What’s your Jimmy Choo? And what’s just cobblers?

Hey???? I’m really not that materialistic... Just give me cuddles :0) I can’t live without cuddles!!!!

Instead of that question.. can answer this one: What was your best gig to date?

I used to live in Sydney and there’s a bat there that can be hired for functions.. It was called the Sydney Glass Island. It was completely glass all the way round (except for the hull of course). The boat and my band had been booked to play a wedding.. we spent the evening cruising round Darling Harbour up and down under the Harbour bridge and McQuarie’s point playing music dancing singing and generally loving the venue!!! It was brilliant!! But tomorrow I am playing on the top of an open top bus whilst driving all round London for the day... That might top the Sydney Glass Island :0)

Tell us about the last time a fan made you feel 100 feet tall.

It’s just a small thing really.
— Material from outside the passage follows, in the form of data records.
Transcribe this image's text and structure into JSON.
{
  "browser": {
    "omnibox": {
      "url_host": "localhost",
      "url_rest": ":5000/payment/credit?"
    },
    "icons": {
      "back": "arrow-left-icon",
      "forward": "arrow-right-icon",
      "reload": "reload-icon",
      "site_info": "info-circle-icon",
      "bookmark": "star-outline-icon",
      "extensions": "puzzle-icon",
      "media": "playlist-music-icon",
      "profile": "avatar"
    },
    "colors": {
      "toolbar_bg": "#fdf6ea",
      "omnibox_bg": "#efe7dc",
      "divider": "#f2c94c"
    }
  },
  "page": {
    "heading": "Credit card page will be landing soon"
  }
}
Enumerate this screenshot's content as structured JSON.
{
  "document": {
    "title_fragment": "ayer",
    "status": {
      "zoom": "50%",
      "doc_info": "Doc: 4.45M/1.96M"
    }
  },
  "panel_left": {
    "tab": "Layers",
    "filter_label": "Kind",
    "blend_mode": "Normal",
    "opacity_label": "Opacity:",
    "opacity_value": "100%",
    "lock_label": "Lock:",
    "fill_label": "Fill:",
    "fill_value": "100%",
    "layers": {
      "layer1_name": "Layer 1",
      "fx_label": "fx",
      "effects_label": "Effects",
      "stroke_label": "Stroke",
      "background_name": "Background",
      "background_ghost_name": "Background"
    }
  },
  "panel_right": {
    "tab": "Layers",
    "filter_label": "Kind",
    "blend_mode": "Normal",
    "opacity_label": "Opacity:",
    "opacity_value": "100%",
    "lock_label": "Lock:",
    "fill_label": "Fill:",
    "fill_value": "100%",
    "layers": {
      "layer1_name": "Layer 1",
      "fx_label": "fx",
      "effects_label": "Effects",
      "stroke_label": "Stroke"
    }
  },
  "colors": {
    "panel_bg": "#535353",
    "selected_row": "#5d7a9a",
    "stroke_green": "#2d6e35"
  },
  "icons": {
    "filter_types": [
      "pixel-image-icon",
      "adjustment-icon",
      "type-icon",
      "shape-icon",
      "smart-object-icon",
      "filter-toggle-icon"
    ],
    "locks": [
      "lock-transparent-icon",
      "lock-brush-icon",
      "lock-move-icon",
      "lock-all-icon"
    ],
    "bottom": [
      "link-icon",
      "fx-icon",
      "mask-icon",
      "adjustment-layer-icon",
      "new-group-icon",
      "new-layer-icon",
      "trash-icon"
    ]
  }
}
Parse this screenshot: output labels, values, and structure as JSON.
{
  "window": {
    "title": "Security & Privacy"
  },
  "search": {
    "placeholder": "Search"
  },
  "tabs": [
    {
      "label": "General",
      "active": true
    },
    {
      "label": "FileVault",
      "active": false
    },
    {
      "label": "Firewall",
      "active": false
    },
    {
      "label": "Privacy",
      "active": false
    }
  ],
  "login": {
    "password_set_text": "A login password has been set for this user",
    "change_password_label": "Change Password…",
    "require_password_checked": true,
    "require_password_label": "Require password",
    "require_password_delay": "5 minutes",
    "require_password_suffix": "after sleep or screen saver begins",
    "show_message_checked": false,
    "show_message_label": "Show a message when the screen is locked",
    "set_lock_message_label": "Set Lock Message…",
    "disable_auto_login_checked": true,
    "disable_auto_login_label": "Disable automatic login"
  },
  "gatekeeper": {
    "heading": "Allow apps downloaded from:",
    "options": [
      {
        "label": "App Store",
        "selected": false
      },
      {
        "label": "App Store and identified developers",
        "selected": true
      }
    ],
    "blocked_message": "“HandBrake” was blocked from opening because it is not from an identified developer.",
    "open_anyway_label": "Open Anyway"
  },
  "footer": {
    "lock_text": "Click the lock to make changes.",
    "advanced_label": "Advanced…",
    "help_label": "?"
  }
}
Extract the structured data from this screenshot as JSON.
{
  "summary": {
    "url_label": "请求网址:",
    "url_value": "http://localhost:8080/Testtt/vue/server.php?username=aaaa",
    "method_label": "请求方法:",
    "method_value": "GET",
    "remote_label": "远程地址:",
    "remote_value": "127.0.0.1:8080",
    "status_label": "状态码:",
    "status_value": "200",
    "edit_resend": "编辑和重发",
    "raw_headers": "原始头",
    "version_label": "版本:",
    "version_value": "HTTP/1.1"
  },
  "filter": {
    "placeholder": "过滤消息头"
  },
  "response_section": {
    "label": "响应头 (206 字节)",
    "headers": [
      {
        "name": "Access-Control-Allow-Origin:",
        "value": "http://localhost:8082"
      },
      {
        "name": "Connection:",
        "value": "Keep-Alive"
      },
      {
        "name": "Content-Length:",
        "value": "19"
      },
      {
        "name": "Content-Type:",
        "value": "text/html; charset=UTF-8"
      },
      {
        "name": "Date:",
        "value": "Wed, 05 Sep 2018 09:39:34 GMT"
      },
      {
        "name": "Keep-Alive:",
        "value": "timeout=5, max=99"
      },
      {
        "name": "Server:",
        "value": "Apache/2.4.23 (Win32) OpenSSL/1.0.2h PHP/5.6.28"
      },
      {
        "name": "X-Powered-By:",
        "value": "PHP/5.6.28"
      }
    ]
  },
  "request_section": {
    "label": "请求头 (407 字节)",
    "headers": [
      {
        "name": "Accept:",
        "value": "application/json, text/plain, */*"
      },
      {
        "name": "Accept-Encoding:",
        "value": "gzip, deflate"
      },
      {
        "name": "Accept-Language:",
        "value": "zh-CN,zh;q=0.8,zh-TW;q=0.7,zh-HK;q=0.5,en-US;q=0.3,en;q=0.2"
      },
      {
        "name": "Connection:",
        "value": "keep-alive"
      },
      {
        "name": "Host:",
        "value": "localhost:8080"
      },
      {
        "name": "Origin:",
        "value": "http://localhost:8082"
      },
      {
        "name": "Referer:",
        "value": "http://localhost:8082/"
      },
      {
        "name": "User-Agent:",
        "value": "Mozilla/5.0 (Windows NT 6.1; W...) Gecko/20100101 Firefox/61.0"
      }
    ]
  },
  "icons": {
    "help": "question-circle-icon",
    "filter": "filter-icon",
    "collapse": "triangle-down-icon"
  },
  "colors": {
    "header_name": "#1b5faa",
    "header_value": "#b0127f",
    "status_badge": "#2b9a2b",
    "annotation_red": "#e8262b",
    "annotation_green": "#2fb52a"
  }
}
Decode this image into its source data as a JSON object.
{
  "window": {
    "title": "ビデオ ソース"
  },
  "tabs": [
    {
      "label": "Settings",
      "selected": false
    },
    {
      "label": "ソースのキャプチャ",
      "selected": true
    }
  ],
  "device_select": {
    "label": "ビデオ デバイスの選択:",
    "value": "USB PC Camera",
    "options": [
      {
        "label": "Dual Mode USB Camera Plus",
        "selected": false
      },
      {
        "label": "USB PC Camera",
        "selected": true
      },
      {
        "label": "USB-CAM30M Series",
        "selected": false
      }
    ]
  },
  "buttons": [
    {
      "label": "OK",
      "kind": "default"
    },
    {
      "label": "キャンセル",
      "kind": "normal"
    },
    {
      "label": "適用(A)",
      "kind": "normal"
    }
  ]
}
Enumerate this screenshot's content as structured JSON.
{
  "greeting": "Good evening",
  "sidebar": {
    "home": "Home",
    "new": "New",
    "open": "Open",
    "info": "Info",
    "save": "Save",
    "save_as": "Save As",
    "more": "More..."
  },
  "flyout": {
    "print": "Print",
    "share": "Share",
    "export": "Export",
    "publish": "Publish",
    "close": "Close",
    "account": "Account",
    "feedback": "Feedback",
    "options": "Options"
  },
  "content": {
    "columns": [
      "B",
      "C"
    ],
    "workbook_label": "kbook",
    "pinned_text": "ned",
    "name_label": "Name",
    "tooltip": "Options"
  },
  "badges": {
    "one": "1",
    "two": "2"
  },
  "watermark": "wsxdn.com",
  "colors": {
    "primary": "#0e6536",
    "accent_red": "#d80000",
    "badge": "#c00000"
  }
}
I watched a local band play. They played a lot of gigs locally but it was the first time I had seen them. They were good I enjoyed their set. When they came off stage, I was about to say to tell them how much I had enjoyed them, but they beat me to it... They started parising me before I could get a word in! It’s a small thing but I was blown away. I was just part of the audience that night!

Independent and poor, or under contract and rich?

Ahh... I shouldn’t be so flippant as too answer before qualifying my answer.. The thing that drives me, truely drives me, is the love of singing and performing not the love of songwriting. I would therefore be glad of any oportunity to sing. How much more wonderful if it brought wealth as well... I guess independence really only matters where you feel that you have a message to present to the world.. and will not compromise.I just love to sign so I guess it doesn’t really matter. That said I do not compromise on morality.. as long as that is not in question I’m happy to be under and contract and rich...

Are you disappointed?

Do you remember that bit on Play Away where Brian Cant stood behind people and did the actions whilst they spoke? If you could choose anyone to stand behind you and do the actions to your sales pitch, who would it be and why?

Sandra Bullock... I like the characters she plays.. they are often clumsy, lacking in grace and humerous in some way.. Which is kinda like me.. I’m more likely to fall off my stool than wow you wih my grace.. But her characters usually have the redeeming qualities of being intelligent and good at what they do.. and she beautiful. :0)

Frocks or socks?

Need you ask???? ..... Mmmmm but an idea has just occurred to me. You have not stated the context in which you present the question....

On me? Frocks for sure... A girl is always going to chose a glorious frock to wear...

However... If the question related to clothing a gorgeous naked man.... Sock... Red Hot Chilli Peppers style all the way!!! ;0) besides I never like seeing a man in women’s clothes!